3. Edinburgh in Trainspotting and Porno by Irvine Welsh
In Trainspotting and Porno Edinburgh is depicted almost as another character, just as sick and confused and unwell as the characters who make up the story.
I love many of the settings in LOTR but I don't think any (save perhaps for Lothlórien) come close to the beauty and Majesty of Rivendell.
5.Wonderland in Alice's Adventures in Wonderland by Lewis Carroll
This was my first adventure into a surreal and nonsensical world (outside of the Dr Seuss books I read as a child perhaps) and it still remains one of my favourites. I used to own an annotated version of this book and it was amazing to read all the tiny, itty bitty references to maths, literature, the real Alice and members of the university Carroll worked with that I never would have imagined picking up on. The detail and complexity of this world is so extraordinary it's difficult not to fall head over heels right down the rabbit hole after Alice.
Ok so this is a bit of a cheat, it's a TV show not a book but it is still one of my all time favourite settings. Bigger on the inside and capable of taking people to any time and any location in all of history and space. Plus it's such a cute little blue policeman's box inhabited by the most wonderful, caring, intelligent and hot (especially in the case of a certain David Tennant *ahem*) timelord in existence.
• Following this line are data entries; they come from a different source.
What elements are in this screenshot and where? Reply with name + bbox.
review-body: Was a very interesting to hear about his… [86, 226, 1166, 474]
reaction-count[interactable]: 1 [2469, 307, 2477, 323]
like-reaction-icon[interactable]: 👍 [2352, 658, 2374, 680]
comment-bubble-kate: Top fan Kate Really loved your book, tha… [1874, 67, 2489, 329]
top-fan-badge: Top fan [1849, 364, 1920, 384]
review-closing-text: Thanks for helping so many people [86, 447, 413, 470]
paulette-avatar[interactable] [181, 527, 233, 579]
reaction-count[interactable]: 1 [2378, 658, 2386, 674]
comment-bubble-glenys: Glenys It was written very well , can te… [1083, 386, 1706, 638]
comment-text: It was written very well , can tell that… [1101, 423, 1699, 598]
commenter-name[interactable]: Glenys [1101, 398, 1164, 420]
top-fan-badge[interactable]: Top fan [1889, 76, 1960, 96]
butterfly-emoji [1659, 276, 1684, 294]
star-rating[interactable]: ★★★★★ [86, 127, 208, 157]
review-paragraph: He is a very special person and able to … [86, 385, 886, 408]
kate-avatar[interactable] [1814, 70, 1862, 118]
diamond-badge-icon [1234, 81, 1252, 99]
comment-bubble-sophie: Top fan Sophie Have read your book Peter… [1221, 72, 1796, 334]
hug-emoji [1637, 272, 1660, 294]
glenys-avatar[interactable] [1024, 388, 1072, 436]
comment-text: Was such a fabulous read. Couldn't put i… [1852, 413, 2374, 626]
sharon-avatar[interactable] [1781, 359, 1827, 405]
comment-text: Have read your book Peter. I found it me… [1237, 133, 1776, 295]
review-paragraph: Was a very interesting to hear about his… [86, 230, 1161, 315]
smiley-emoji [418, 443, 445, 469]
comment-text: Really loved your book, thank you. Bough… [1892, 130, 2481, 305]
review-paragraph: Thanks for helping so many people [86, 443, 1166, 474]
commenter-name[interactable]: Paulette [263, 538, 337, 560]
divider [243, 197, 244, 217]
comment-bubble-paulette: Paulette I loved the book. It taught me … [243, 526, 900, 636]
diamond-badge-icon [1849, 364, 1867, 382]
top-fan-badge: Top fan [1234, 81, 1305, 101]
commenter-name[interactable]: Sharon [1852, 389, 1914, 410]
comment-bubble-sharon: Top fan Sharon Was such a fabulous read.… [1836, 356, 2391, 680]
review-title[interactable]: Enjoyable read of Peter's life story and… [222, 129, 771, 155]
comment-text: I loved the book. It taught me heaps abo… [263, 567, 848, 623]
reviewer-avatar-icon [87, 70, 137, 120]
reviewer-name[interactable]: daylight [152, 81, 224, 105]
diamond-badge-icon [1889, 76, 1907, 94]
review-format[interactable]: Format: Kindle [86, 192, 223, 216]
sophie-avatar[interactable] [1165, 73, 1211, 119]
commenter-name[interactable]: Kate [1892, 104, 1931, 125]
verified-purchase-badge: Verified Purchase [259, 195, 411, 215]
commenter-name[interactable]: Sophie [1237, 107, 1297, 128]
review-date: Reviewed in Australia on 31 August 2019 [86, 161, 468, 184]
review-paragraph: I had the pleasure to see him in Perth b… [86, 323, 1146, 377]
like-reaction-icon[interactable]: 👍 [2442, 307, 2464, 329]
7. Post-Captain Trips America in The Stand by Stephen King
To be honest this could be the empty city location demonstrated in a number of dystopian novels, but I chose The Stand because I loved it and will promote it whenever I can! This style of setting, whether it's in the city or in a smaller town, has such a pervasive feeling of...I don't know really, unease? When this sort of setting is put in the hands of a talented author like King it can be incredibly powerful and evocative and damn frightening.
8.Gilead in The Handmaid's Tale by Margaret Atwood
The oppressive style of life fostered in the Handmaid's Tale is beautifully and tragically backdropped by one of the most formidable and haunting settings I've read in recent years. Gilead is everything I never want to experience first hand.
This is a marvelous world where magic is a reality, seven league boots can be bought, fire demons lurk in fireplaces and castles roam the country side. The things I love though is how all the magic is fitted alongside beautiful natural environments. Fields of flowers, mountainsides and sprawling hills created the most beautiful and natural depiction of magic I think I've ever read.
10. America in Watchmen by Alan Moore
The idea that a simple change in history, in this case America winning the Vietnam War, could change the world almost beyond recognition is a fascinating premise and the America depicted in Watchmen is gritty, and dark and full of life.
What do you guys have on your lists?